Physics Education- the toolbox for future scientists and inventors


  Uri Nevo [1]  ,  Adar Oni-Grinberg [1]  ,  Adam Haisraeli [1]  ,  Zvika Arica [2]  ,  Marek Karliner [1]  ,  Shimon Yankielowicz [1]  
[1] Tel Aviv University
[2] Ministry of Education

Objective: Create an educational platform for the nourishment and development of the future scientists and inventors of the state of Israel. This program is designed to target two un-answered crucial demands that Israeli society faces. To encourage and excite the highly capable and motivated youth with scientific orientation, that currently are not living up to their potential. This is matched with the need to fortify and expand the scientific and innovative community in Israel to further establish its leading edge world wide.

Introduction: President Peres` vision for Israel as a leader in science and innovative technology led to a national initiative for the promotion of the future scientists and inventors of Israel. Recognized as a goal of high priority, this project draws leading delegates of Israel's academic community, educational professionals and top rank of entrepreneurs and industrial leaders, and the RASHI Foundation, with the future of Israel at heart. Together with the president's secretariat, legal aids and advisors, the national platform is slowly taking shape.

The Dov Lautman Youth Education Unit at Tel Aviv University was the first one to rise to the challenge, and the first pilot program, was launched at Tel Aviv University in July 2009. Similar projects are been planned for summer 2011 at the Technion, the Hebrew University and at the Weismann Institute.
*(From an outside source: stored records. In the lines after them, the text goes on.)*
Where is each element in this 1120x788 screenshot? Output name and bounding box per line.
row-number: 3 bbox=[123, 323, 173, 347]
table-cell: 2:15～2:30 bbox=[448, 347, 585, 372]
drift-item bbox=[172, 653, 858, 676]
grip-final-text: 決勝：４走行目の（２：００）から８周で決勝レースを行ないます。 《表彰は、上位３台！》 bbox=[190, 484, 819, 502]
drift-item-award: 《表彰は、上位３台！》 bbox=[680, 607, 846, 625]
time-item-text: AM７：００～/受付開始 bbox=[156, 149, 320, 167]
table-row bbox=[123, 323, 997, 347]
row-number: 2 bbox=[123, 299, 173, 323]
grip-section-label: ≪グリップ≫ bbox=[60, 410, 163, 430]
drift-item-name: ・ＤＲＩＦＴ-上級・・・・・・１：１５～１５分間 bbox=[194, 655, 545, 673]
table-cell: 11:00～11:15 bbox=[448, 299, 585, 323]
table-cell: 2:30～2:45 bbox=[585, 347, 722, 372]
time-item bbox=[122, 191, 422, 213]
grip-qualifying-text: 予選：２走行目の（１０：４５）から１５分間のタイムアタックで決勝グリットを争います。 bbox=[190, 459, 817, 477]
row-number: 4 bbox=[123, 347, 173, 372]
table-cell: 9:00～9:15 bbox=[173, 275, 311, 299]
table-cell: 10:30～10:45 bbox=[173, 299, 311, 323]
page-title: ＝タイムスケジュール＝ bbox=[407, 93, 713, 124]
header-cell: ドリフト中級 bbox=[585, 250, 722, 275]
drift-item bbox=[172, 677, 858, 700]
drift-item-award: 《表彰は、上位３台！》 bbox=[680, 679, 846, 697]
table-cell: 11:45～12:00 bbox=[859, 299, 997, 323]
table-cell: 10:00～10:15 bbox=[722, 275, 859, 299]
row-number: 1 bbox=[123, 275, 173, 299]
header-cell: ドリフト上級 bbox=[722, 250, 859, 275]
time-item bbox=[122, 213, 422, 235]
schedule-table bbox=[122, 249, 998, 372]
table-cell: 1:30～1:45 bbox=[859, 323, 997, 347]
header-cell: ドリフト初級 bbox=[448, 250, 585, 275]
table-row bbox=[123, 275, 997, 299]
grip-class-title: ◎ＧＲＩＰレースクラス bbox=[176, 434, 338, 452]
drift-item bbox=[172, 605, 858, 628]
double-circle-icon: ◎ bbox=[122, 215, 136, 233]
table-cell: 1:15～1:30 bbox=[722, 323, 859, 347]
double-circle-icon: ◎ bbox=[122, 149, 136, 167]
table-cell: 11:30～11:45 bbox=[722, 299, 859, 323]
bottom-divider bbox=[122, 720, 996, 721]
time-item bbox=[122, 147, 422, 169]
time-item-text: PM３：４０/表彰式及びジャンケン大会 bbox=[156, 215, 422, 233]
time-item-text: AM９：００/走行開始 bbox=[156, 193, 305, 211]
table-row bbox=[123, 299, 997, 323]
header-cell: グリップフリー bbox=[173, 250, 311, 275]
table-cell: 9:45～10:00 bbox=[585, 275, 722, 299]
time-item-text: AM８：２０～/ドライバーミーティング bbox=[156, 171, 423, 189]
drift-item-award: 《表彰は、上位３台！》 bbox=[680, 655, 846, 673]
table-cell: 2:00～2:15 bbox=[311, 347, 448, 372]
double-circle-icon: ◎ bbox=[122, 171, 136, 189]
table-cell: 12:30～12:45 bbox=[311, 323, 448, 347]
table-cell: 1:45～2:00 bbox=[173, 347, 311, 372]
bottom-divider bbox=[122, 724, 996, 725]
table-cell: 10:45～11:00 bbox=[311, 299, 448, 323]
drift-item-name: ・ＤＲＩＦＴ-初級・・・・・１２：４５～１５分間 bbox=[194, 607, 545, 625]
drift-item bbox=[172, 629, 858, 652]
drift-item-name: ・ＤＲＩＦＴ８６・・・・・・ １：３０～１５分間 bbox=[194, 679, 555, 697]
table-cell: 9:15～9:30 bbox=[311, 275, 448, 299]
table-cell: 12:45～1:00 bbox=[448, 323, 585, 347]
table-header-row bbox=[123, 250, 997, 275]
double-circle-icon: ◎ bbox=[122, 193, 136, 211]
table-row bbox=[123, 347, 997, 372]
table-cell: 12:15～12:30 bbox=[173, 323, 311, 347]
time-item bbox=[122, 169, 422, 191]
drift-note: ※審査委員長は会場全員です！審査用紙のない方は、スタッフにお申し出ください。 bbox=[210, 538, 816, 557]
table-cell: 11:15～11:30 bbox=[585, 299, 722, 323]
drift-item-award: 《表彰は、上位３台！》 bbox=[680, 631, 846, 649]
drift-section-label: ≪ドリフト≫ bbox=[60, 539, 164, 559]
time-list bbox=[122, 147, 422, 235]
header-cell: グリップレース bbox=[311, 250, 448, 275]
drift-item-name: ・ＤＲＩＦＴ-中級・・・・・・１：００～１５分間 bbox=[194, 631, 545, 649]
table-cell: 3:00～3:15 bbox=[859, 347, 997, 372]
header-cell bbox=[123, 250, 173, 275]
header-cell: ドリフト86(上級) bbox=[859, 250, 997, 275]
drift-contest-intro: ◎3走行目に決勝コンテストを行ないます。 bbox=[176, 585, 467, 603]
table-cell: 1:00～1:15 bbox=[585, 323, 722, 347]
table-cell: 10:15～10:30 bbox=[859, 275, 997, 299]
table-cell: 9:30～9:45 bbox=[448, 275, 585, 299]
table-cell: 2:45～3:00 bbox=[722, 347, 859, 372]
The Youth Education Unit at TAU, has vast experience with youngsters from all variations in the Israeli society. Specifically it has 10 years successfully introduced teenagers to academic education, supported by world leading entrepreneur Gil Shwed. Thus, education professionals, researchers and scientists at TAU joined in to formulate a ground breaking new conceptual approach.

The program encompasses 3 phases of the student: the high-school years, through military service, leading into research and innovation, both in the academy or industry. Here we focus on the first phase, which is very intense.

Methods:

The first stage is to reach out and recruit the relevant population. Based on the Unit's experience, we have targeted 8th grade graduates, from all sectors of Israeli society, that desperately seek intellectual challenges and are unable to find them in their own environment.

We believe teenagers should not be cut off from their natural habitat, which is a requisite for their normal development. Thus we have designed this program to provide a complementary framework. It emphasizes positive social behavior, creating an active learning community and friendship.

Our assumption is that the essential "toolbox" for a future scientist or inventor is encapsulated in university physics with all its attributes. Besides the basic knowledge of physics, it requires basic university mathematics. It demands from the pupil systematic, abstractive, analytic and creative thinking.

On top of the intellectual challenges, the study of physics encourages our youth to master necessary skills such as: good time management and regime, personal responsibility, accuracy and attention, hard work, facing disappointment and overcoming failure, communicating with colleagues and asking for help.

We hypothesize that although some of these attributes might present great challenge to these teenagers, that usually navigate through school bored and with no effort – with the right program, they can make it and ask for more.

We defined two basic exclusion criteria from the program. The first is extreme inappropriate behavior, towards a fellow pupil, faculty member or equipment. The second is academic incompetence – either low grades or appropriate scholar performance.

Our rational is that exceptional teachers can lead these youngsters to take part and succeed in undergraduate classical physics courses, within two years in the program. Combined with continuous exposure to role models in the industry and in scientific research, and good mentoring, we propose that the program could enable our pupils to actually join research laboratories by year3, and even make a small contribution of their own. 

Results:

Our preliminary results are very encouraging. We have tested about 200 pupils for this program, for the second year in a row. We have enlisted 45 8th graders in first year and 35 8th graders in the second year, to an academic "boot-camp" summer-school at the TAU campus.

In the current academic year we have 2 classes in the program: 17 freshmen and 19 sophomores. They manage to maintain their high-school performance and some other extracurricular and social activities.

For the first time in their lives they have to study hard, face failure and ask for help. They learn to be accountable for their actions and choices.

They could be classified into 4 groups according to their performance gradients. Positive gradients (above our threshold) are of 3 classes: high rising, steady slopes or late bloomers. The 4th group is the near zero or negative gradients, which are dismissed from the program. There is also a fraction that decides to leave the program for personal reasons.

The sophomores have joined standard university courses in the faculties of exact sciences, engineering, life sciences and mathematics. They are expected to join research laboratories, by the end of the academic year.

Conclusion:

We present our pilot of a pioneer program for physics education as a basic "toolbox" for research and innovation.  The first implementation of our concepts shows the most promising initial results. As it evolves and expands nation-wide, it may reveal more insights into rediscovering Israel's human capital - the development of the future scientists and inventors.